Evolving Domain Generalization
This work addresses domain generalization for scenarios with non-stationary task distributions, which is incremental as it builds on prior methods by incorporating task evolution.
The paper tackles the problem of domain generalization in evolving environments, where existing methods fail due to ignoring task relationships, and proposes a new formulation and method that achieves effective generalization to unseen tasks by modeling evolving patterns.

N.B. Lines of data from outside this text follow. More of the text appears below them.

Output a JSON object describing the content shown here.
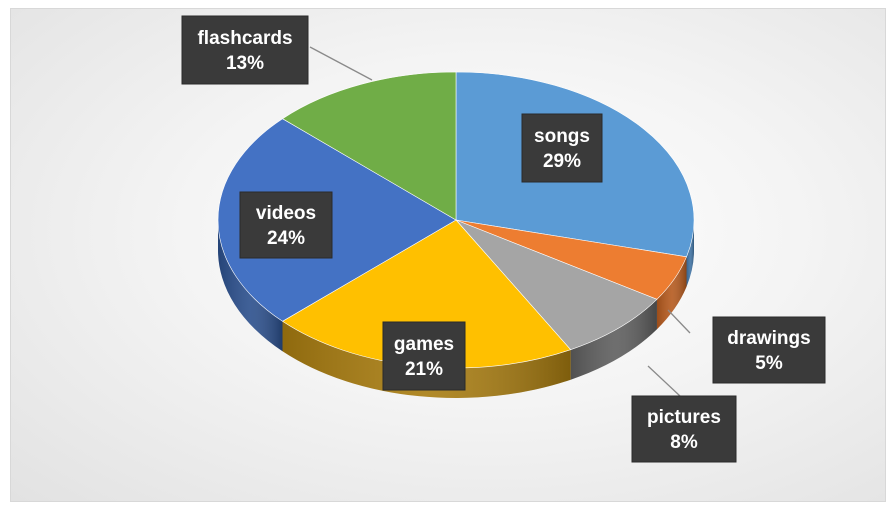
{
  "chart_data": {
    "type": "pie",
    "style": "3d",
    "title": "",
    "show_legend": false,
    "slices": [
      {
        "label": "songs",
        "value": 29,
        "display": "29%",
        "color": "#5b9bd5",
        "side_color": "#3f72a3"
      },
      {
        "label": "drawings",
        "value": 5,
        "display": "5%",
        "color": "#ed7d31",
        "side_color": "#b55a1e"
      },
      {
        "label": "pictures",
        "value": 8,
        "display": "8%",
        "color": "#a5a5a5",
        "side_color": "#5e5e5e"
      },
      {
        "label": "games",
        "value": 21,
        "display": "21%",
        "color": "#ffc000",
        "side_color": "#a87c10"
      },
      {
        "label": "videos",
        "value": 24,
        "display": "24%",
        "color": "#4472c4",
        "side_color": "#2b4f8c"
      },
      {
        "label": "flashcards",
        "value": 13,
        "display": "13%",
        "color": "#70ad47",
        "side_color": "#4d7a30"
      }
    ]
  }
}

Domain generalization aims to learn a predictive model from multiple different but related source tasks that can generalize well to a target task without the need of accessing any target data. Existing domain generalization methods ignore the relationship between tasks, implicitly assuming that all the tasks are sampled from a stationary environment. Therefore, they can fail when deployed in an evolving environment. To this end, we formulate and study the \emph{evolving domain generalization} (EDG) scenario, which exploits not only the source data but also their evolving pattern to generate a model for the unseen task. Our theoretical result reveals the benefits of modeling the relation between two consecutive tasks by learning a globally consistent directional mapping function. In practice, our analysis also suggests solving the DDG problem in a meta-learning manner, which leads to \emph{directional prototypical network}, the first method for the DDG problem. Empirical evaluation of both synthetic and real-world data sets validates the effectiveness of our approach.